Nog even snel voordat ik zo weer een poging ga wagen mijn leenboekencollega's te verblijden en opnieuw enige orde in de prettige chaos van de bieb ga scheppen. Wat dat betreft kan ik mij dus een Schepper noemen. Ik ben een god die orde creëert. Slechts tijdelijk, mind you, want zodra de mensjes al die pracht zien, dan willen ze maar één ding: wanorde! destructie! chaos! godverdegodver en snel een beetje!
Mooi toch hoe mijn onschuldige werk zo heerlijk parallel loopt met het mensdom an sich. Je moet het willen zien. Of gewoon niet anders kunnen. En dat laatste is een vloek. So be it.
Net als de zeven piemels die op de muur zijn gekrijt in de gemeenschappelijke entree van ons appartementencomplex. Zeven pikken die de suggestie wekken eeuwig stram te zijn en niets anders meer kunnen dan in hun lullige erecte toestand de nietsvermoedende bewoner te voorzien van die ene boodschap: u bent slecht spuitgast en wij waken met ons fallus-alziend oog over de postvakjes. At your service. (Waarom moet ik bij het zien van die gekrijtstreepte eikels denken aan Pim zaliger?)
Vooruit met de geit. De sop is de kool tenslotte niet waard als ik nu niet subiet maak dat ik de twee bruggen door wind en weerzin trotseer. Op naar noord, boekenopruimman to the rescue!
#bibliotheek #werk #krijt #vandalisme
Weet je, het leven als deeltijdopruimhulp schuine streep boekenfluisteraar is nooit saai. Er wordt wel eens gesuggereerd dat het wel zo is, maar geen dienst is hetzelfde.
Op welke werkplek begint een klant spontaan haar gedichtstichtelijke rijmpjes voor te dragen aan een collega die precies daar zit waar ze met geen mogelijkheid een passend excuus kan bedenken om aan een dergelijke rijmbrij te kunnen ontsnappen? Gelukkig is je collega enorm geduldig en aardig hoor je haar alleen af en toe tussen de pauzes in zeggen dat dit ook al zo'n heel lief gedichtje is. De rijmende dame in kwestie knikt hoorbaar (ze is al op leeftijd) en zet met overtuiging haar volgende werkje in.
Ondertussen sta je zelf half weggedoken en stiekem glimlachend wat boeken op alfabet dan wel rubrieknummer te zetten. Ergens verderop steekt voor de zoveelste keer een hoop kinderkabaal op. Je hebt ze al gewaarschuwd, maar dat maakte maar twee minuten indruk op ze. Je zucht. Groep zeven-gespuis. Die hebben al zeker vijf jaar geen respect meer voor alles wat in jouw tijd maar met de ogen hoefde te knipperen of je zat subiet met klotsende oksels. Maar nee, die tijd is geweest, de rollen zijn nagenoeg omgedraaid. Je zult er zo meteen nog een keer naartoe moeten. Nog heel even aanzien.
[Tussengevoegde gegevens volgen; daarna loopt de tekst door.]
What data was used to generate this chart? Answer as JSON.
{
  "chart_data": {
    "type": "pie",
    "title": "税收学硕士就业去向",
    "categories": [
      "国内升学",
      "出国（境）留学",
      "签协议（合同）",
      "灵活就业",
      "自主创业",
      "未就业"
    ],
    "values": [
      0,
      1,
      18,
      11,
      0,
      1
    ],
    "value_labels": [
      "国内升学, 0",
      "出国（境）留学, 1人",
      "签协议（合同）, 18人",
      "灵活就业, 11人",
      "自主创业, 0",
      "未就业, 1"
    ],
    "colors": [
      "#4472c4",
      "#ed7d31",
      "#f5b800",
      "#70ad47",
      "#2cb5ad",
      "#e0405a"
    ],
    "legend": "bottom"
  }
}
Een andere collega leidt je precies op het goede moment af met de vraag of je het al weet van de ontplofte beker in het kantoortje. Vermoedelijk heeft iemand daar gisteren een smoothie laten staan en is dat gaan gisten en is de beker die was afgesloten met een deksel geëxplodeerd: alles zit onder. Je gaat samen met haar kijken en verdomd, de hele boel zit onder de opgedroogde, aangekoekte smurrie. Het ziet er niet uit. Dat moet echt een enorme knal zijn geweest. Bizar.
Jullie kijken er nog eens naar, zij wijst je alle plekken waar de spetters zitten en jij blijft driftig knikken en schudden. Ja, echt bizar dit, jeetje.
Na weer een paar minuten loopt het bij het eerder gewaarschuwde schorriemorrie uit de hand. Kabaal, gegiechel. Je zucht nog maar eens en daar ga je weer. Je waarschuwt ze nog eens en zegt erbij dat de volgende waarschuwing geen waarschuwing meer zal zijn, maar dat ze dan direct vertrekken. Ze knikken. Ja meneer, goed meneer.
Gelukkig komt het die middag niet meer zo ver. Een kwartiertje later vertrekken ze uit zichzelf en je groet ze. Eenrichtingsverkeer, zoals viel te verwachten. Wanneer je daarna gaat kijken hoe ze de boel hebben achter gelaten drijven er in de prullenbak drie plastic bekertjes in de chocolademelk met daaromheen een spoor aan bruine spetters. Jammer.
Allesbehalve saai dus. En geloof het of niet, maar als mijn contract er ergens in september opzit zal ik het missen.